Methods for the detection of granulocyte antibodies
International workshops revealed a combination of several methods as the best means for the detection of granulocyte antibodies.
With the Granulocyte Agglutination Test (GAT) we use the feature that some granulocyte antibodies directly aggregate/agglutinate granulocytes.
In this test, a panel of granulocytes is incubated with the serum in question on a microtiter plate. Aggregation requires some hours and is subsequently evaluated by microscope.
Especially for HNA-3a antibodies, which are often involved in severe TRALI reactions, the GAT is the best method for detection.
Depending on the antibody specificity, the aggregates show different shapes.
On the other hand, not all granulocyte antibodies show positive agglutination. To detect the non-agglutinating antibodies, we perform the Granulocyte Immunofluorescence Test (GIFT). By using a FITC-conjugated antibody it is possible to detect antibodies bound to the granulocyte membrane. The evaluation is done either by flow cytometry or by fluorescence microscopy. Microscopic evaluation is more time-consuming than flow cytometry and needs a lot of experience, but according to the results of the International Workshop for Granulocyte Serology, microscopic evaluation is preferable. In contrast to flowcytometric evaluation, microscopy offers the chance to identify high fluorescence signals coming from damaged cells as false positive signals. Furthermore, it is possible to distinguish the fluorescence pattern of antigen-bound antibodies from that caused by unspecific adsorption of immune complexes via Fc? receptors. By using adequate secondary antibodies it is possible to differentiate between IgG-, IgM- and IgA-antibodies against granulocytes.

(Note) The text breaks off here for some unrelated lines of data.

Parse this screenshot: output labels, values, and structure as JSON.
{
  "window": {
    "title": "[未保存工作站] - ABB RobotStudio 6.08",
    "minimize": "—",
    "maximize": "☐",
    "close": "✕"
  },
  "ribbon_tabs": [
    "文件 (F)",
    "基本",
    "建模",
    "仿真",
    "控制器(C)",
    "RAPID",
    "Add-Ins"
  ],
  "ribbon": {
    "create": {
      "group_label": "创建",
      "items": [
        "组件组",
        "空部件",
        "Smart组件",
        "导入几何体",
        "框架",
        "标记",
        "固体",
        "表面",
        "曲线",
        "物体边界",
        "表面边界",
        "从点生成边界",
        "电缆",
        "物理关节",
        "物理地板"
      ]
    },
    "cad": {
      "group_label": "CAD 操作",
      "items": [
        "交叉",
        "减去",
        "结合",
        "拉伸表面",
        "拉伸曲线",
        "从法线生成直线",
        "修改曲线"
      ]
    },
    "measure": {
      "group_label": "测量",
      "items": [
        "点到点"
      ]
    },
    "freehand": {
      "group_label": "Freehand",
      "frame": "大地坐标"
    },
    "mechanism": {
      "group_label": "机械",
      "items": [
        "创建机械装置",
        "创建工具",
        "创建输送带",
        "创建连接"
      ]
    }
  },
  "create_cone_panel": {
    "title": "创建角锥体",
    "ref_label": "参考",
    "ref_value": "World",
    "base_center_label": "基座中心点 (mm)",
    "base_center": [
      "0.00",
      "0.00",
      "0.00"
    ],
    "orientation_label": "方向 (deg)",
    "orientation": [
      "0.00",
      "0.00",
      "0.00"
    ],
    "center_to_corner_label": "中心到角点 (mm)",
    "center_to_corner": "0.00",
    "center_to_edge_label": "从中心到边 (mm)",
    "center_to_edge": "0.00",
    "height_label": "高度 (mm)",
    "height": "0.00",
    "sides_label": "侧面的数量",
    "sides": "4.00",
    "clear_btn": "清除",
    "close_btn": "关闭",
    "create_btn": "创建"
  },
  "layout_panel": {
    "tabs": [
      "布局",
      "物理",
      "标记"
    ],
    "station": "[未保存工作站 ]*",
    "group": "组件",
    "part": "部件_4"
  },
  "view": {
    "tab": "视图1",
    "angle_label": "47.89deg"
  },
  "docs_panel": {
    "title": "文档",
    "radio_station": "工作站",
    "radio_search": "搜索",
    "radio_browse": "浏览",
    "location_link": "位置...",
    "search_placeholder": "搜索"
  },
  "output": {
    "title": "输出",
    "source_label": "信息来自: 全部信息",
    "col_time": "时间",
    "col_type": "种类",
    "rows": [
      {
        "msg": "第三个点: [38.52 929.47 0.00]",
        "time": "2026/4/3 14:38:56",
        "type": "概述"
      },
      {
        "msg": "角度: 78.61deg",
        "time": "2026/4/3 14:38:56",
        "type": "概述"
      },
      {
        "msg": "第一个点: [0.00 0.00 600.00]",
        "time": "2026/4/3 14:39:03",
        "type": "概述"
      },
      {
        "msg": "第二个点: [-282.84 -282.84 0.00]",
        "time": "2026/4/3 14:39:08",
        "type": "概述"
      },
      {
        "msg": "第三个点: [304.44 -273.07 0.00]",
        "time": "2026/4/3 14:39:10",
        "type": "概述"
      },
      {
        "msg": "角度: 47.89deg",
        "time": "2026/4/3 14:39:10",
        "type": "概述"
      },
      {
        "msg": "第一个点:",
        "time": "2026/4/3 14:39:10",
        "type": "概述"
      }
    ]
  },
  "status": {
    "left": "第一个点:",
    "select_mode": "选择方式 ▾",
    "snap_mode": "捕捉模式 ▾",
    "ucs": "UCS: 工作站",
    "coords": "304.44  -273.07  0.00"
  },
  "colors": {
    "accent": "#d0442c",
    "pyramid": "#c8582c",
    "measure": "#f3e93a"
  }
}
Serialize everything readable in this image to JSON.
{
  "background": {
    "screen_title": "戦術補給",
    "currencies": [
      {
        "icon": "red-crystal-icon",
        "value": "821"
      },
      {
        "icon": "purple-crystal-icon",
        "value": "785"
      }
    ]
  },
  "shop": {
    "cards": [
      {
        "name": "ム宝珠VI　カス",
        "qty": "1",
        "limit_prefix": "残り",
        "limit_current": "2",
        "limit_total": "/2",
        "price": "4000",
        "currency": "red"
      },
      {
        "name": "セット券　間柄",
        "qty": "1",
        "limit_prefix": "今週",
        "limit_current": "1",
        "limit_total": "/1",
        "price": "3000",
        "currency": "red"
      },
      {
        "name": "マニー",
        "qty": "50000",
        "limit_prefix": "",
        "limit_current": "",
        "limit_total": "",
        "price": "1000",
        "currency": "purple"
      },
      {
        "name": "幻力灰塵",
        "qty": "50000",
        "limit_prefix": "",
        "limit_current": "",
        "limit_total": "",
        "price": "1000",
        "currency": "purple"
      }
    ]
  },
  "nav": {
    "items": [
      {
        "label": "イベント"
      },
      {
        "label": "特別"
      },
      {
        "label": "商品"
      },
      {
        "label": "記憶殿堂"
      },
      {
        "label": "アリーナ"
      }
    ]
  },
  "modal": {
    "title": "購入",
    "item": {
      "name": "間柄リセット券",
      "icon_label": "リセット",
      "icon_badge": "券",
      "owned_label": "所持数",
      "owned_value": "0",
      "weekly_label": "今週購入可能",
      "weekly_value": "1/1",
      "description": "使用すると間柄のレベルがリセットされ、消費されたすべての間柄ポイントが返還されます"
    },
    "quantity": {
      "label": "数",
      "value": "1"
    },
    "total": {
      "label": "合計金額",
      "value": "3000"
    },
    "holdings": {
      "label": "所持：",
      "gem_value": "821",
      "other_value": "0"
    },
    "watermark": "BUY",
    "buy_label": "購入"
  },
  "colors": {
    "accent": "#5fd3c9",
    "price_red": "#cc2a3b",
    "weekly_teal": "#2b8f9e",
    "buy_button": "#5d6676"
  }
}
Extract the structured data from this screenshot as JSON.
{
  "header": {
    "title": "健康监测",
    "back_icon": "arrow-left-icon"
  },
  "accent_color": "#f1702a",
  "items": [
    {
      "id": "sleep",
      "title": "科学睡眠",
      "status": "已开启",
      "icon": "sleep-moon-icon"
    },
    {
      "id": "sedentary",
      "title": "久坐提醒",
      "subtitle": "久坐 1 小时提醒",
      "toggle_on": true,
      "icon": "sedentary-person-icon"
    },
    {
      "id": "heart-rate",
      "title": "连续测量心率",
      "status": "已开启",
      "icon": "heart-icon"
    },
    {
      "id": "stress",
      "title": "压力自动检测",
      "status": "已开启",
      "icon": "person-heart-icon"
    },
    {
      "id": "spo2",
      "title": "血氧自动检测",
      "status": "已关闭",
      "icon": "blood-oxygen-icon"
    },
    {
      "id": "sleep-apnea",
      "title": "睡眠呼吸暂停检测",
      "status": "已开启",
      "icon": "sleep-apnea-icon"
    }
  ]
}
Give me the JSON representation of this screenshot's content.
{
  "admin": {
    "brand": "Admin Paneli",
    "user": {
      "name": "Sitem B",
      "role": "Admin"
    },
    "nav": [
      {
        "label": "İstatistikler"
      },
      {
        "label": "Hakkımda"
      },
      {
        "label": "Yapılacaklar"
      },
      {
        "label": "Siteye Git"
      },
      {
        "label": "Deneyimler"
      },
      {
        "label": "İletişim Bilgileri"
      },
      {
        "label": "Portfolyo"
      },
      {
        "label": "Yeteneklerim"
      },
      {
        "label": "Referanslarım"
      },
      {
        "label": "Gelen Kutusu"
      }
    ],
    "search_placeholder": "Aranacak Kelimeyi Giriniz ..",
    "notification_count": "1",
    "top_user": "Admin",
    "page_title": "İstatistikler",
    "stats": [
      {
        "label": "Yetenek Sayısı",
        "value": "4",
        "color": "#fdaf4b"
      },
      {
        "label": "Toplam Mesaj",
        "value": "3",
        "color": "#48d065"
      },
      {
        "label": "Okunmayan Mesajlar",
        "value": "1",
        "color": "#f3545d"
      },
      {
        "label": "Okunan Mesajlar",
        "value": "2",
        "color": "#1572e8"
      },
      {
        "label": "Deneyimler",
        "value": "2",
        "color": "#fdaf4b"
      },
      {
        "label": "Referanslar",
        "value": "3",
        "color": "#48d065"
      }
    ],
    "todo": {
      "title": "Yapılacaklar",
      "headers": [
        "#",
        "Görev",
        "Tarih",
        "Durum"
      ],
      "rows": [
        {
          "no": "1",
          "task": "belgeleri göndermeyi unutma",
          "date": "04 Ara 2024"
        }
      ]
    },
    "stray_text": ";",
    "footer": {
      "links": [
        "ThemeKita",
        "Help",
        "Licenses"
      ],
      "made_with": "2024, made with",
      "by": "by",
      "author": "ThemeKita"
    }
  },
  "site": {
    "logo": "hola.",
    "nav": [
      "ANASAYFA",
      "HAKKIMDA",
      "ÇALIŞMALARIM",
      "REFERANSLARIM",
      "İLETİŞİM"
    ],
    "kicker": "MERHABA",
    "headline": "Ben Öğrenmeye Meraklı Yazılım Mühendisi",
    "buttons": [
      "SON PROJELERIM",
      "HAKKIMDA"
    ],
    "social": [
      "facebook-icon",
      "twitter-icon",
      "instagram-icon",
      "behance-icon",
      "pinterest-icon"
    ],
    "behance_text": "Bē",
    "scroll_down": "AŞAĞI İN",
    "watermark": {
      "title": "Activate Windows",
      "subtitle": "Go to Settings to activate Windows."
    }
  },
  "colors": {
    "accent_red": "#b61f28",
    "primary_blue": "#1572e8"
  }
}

HLA class I antibodies react similar to HNA antibodies in GIFT and GAT. To distinguish them from HNA antibodies, we use the Lymphocyte Immunofluorescence Test (LIFT). This test is performed analogous to the GIFT, but the evaluation is made by flow cytometry. Since lymphocytes are stable and by the majority do not have Fc receptors, there are no problems due to unspecific staining. The LIFT is also useful in identifying anti-HNA-3a because this antigen is also expressed on lymphocytes. GIFT and GAT, optionally combined with LIFT, are adequate tests for granulocyte antibody screening. Due to their short life span, the typed test cells always must be freshly isolated from donor blood. An elegant method for identifying the specificity of a granulocyte reactive antibody or for analysis of antibody mixtures is the glycoprotein-specific ELISA (Monoclonal Antibody Immobilization of Granulocyte Antigens = MAIGA). MAIGA can be performed with all antigens which can be captured by a monoclonal antibody. There is only one exception: a monoclonal antibody against HNA-3 antigens does not exist. Since the MAIGA is a laborious test, it is not suitable for antibody screening. Tab. 2 shows the reaction patterns of different HNA antibody specificities.